With the Pirates having compiled a 4-10 record at the time that article was written, and the opportunity for a winning season quickly slipping away from the team, personnel and lineup changes, as well as changes in some game strategies, seem inevitable — and, for Bucs fans, the sooner the better.

Now, shift to the Karns City School District, where the school board has decided to eliminate block scheduling of classes at the junior-senior high school. The move has been deemed necessary to improve students' scores on the Pennsylvania System of School Assessment tests.

In 2005, 40 percent of Karns City's juniors scored at basic or below basic in reading.

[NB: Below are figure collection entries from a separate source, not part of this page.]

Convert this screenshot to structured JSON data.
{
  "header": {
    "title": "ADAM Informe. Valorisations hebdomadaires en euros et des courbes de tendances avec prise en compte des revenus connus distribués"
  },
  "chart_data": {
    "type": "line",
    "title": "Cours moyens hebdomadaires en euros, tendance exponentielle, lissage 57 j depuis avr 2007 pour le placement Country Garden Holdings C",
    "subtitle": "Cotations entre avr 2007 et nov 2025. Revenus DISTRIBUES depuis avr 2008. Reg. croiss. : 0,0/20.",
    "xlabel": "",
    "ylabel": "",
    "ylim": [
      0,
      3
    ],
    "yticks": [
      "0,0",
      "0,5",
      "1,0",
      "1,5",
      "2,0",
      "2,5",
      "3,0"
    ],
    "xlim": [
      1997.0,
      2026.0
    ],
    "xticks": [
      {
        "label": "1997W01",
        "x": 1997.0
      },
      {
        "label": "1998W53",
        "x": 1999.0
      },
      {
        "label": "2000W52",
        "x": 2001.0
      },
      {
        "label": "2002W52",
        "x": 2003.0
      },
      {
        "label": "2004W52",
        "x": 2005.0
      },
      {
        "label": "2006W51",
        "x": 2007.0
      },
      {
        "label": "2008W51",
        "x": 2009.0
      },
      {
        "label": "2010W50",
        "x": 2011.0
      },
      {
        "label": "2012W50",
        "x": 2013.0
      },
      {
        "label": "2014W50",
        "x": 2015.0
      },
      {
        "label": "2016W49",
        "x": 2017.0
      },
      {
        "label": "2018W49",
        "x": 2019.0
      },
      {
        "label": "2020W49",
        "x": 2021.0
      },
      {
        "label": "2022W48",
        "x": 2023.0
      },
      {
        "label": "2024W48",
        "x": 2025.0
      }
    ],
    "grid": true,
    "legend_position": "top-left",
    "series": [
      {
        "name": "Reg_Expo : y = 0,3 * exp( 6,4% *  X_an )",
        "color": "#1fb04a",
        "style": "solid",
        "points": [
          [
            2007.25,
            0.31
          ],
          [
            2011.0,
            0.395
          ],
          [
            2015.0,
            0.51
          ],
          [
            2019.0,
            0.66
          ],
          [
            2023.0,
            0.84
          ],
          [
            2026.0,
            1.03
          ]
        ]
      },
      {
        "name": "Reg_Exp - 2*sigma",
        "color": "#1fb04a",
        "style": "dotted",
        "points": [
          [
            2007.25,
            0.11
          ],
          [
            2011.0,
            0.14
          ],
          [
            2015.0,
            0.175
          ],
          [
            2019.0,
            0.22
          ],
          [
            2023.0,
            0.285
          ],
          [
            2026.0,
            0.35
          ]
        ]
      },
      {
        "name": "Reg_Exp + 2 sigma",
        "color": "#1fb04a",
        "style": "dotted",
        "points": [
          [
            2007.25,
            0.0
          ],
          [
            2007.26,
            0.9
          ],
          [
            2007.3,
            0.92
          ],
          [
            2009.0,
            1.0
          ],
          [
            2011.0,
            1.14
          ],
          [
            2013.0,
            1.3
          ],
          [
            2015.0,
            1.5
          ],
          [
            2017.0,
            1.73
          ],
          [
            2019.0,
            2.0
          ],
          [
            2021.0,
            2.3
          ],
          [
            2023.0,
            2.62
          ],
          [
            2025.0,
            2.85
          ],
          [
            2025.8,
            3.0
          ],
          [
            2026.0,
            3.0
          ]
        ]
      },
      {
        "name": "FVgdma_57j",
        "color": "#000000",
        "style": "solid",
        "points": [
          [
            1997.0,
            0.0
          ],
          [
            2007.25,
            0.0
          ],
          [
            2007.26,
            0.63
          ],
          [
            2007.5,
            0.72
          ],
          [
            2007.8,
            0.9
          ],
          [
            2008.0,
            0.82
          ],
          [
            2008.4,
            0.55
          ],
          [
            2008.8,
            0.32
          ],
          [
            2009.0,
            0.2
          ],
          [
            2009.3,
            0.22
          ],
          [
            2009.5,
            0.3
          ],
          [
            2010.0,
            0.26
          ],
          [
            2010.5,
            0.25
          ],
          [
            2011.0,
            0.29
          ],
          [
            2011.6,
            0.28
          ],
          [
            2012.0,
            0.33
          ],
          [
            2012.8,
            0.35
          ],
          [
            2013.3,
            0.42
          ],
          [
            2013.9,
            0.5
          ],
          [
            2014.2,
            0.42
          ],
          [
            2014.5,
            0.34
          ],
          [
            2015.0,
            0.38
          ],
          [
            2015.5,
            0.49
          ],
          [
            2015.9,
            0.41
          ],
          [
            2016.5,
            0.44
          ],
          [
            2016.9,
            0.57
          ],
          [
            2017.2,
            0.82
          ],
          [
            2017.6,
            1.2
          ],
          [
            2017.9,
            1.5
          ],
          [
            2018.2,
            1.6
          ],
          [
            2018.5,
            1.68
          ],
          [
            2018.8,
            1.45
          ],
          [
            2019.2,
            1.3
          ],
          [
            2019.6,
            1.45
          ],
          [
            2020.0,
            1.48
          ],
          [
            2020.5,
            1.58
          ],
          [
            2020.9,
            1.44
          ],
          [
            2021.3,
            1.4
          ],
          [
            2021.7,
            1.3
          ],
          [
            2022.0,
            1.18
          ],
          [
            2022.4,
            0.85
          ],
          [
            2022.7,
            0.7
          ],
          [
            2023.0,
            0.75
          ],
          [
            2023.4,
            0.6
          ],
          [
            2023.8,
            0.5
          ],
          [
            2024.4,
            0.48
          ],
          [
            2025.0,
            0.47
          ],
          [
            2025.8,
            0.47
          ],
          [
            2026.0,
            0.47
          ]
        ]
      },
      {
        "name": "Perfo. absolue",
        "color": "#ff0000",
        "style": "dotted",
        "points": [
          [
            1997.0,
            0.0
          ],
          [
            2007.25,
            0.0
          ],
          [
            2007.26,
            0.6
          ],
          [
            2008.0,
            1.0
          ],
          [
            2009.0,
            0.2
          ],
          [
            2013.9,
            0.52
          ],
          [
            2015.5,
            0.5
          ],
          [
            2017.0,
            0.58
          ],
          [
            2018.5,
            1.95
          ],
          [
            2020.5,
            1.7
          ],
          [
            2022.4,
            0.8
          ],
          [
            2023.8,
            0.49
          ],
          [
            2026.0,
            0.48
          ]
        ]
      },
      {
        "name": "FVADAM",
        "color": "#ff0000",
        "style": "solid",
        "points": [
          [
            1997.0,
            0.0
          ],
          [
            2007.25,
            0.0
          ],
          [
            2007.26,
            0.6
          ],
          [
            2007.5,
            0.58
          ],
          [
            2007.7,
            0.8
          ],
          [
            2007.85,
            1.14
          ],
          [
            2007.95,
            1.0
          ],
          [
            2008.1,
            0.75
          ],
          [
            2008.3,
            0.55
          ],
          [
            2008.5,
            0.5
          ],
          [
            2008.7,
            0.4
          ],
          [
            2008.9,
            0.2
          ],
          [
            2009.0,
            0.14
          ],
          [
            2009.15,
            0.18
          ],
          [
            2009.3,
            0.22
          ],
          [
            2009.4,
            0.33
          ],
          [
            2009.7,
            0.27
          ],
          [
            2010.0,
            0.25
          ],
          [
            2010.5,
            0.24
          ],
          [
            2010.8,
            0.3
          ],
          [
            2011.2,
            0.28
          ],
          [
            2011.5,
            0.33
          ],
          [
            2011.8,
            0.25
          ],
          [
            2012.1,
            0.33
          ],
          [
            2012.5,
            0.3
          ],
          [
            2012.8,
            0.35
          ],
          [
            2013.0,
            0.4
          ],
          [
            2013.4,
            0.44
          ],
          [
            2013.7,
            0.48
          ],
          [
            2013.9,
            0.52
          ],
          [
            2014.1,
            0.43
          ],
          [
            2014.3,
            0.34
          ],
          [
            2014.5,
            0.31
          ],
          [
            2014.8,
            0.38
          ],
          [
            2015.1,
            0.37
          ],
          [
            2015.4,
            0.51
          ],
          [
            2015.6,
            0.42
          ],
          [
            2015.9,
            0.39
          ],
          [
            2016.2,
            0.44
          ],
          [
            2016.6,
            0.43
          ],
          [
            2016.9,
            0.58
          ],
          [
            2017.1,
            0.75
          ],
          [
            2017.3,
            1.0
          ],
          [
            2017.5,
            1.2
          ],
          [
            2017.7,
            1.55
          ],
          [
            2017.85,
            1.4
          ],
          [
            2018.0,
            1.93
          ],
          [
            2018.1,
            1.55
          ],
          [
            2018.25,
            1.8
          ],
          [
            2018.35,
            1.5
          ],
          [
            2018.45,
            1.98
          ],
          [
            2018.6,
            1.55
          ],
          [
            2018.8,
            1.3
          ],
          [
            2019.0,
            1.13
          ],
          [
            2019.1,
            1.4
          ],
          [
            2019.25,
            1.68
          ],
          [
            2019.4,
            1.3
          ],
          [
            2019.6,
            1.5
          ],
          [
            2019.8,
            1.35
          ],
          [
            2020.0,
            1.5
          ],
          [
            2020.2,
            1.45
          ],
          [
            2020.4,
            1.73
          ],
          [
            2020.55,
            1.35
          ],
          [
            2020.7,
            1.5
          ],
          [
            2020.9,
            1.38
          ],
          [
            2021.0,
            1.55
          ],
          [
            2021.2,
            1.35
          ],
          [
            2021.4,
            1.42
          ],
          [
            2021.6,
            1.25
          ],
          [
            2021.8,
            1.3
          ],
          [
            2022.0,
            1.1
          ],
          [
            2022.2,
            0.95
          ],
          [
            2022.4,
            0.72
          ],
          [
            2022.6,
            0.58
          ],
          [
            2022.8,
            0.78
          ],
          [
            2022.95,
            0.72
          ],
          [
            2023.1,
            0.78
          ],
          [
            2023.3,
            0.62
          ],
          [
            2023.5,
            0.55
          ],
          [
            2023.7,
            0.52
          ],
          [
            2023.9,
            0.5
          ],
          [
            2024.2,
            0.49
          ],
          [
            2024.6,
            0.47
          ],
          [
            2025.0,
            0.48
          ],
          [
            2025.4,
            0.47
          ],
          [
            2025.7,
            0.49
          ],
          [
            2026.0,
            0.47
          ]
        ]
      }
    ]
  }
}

A person doesn't need a Ph.D. degree to understand that that statistic is unacceptable.

For the past decade, Karns City has used a form of block scheduling under which students stay in one classroom for two class periods of social studies or English. At the semester change, students in social studies for the first semester have switched to English for the second semester, and vice versa.

Other subjects have been taught in the traditional 40-minute classes.

Just like the top brass of the Pirates and Manager Jim Tracy currently are weighing all of their personnel and on-the-field decisions, Larry Henry, Karns City superintendent, and the school board have weighed their options on the test scores issue and have decided that the do-nothing option is not the best option — especially since low test scores could negatively affect state funding in the future.

There also is a bigger concern. Districts whose students consistently score poorly in the state testing could be taken over by the state.

At least some members of Karns City's teaching staff understandably are not happy about the change and are not happy about not having been consulted about the move prior to the school board's action in March. Bob Dandoy, who chairs the English Department, said the experts "are right here and no one asked them."

It can be argued that at least in the spirit of courtesy, the teaching staff should have been given official notice of what was being contemplated early on and, as part of that notice, asked for input — even if the board was committed to not changing its mind.

But the fact that, as Dandoy points out, teachers have been placed in the position of having to make major revisions to lesson plans, and that there could be financial implications for the district in terms of buying additional textbooks, are not adequate justification for failing to make a move to try to better the state test scores.

As professionals, Pirates players will have to adjust to whatever moves Tracy and the team's top brass decide to pursue. As professionals, Karns City's teachers must make whatever adjustments are necessary to strive to make the board's new edict successful.

The board's action should not have come as a total surprise, however, since Grades 7 and 8 already had been evolving back toward a traditional class schedule.

Henry makes a good point in noting that under block scheduling, some students can go a year without an English class, and that what students learn at the beginning of a year might be forgotten by the time they take the PSSA tests.

"We thought it would be beneficial to have contact the whole year," he said.

The PSSA testing, controversial from the get-go, still is opposed in some of the state's 501 school districts.

Regardless, the testing is mandated and districts must adhere to requirements regarding those examinations.

The Karns City board has spoken and Henry, other district administrators and the teaching staff must comply with the board's action that, beginning in the fall, social studies and English will be taught all year in 40-minute classes.

District parents shouldn't embrace the notion that, because of the board's action, block scheduling is the biggest part of the blame for the troubling test results, or that the teachers are the big culprits. The biggest amount of blame rests with the students themselves — the students who haven't made the most of the educational opportunities that are available to them.

The Pirates are becoming increasingly impatient and must make significant changes soon. Karns City officials obviously have been impatient for some time and have decided that now is the time for a different "game plan."

Hopefully, there will be success on both fronts.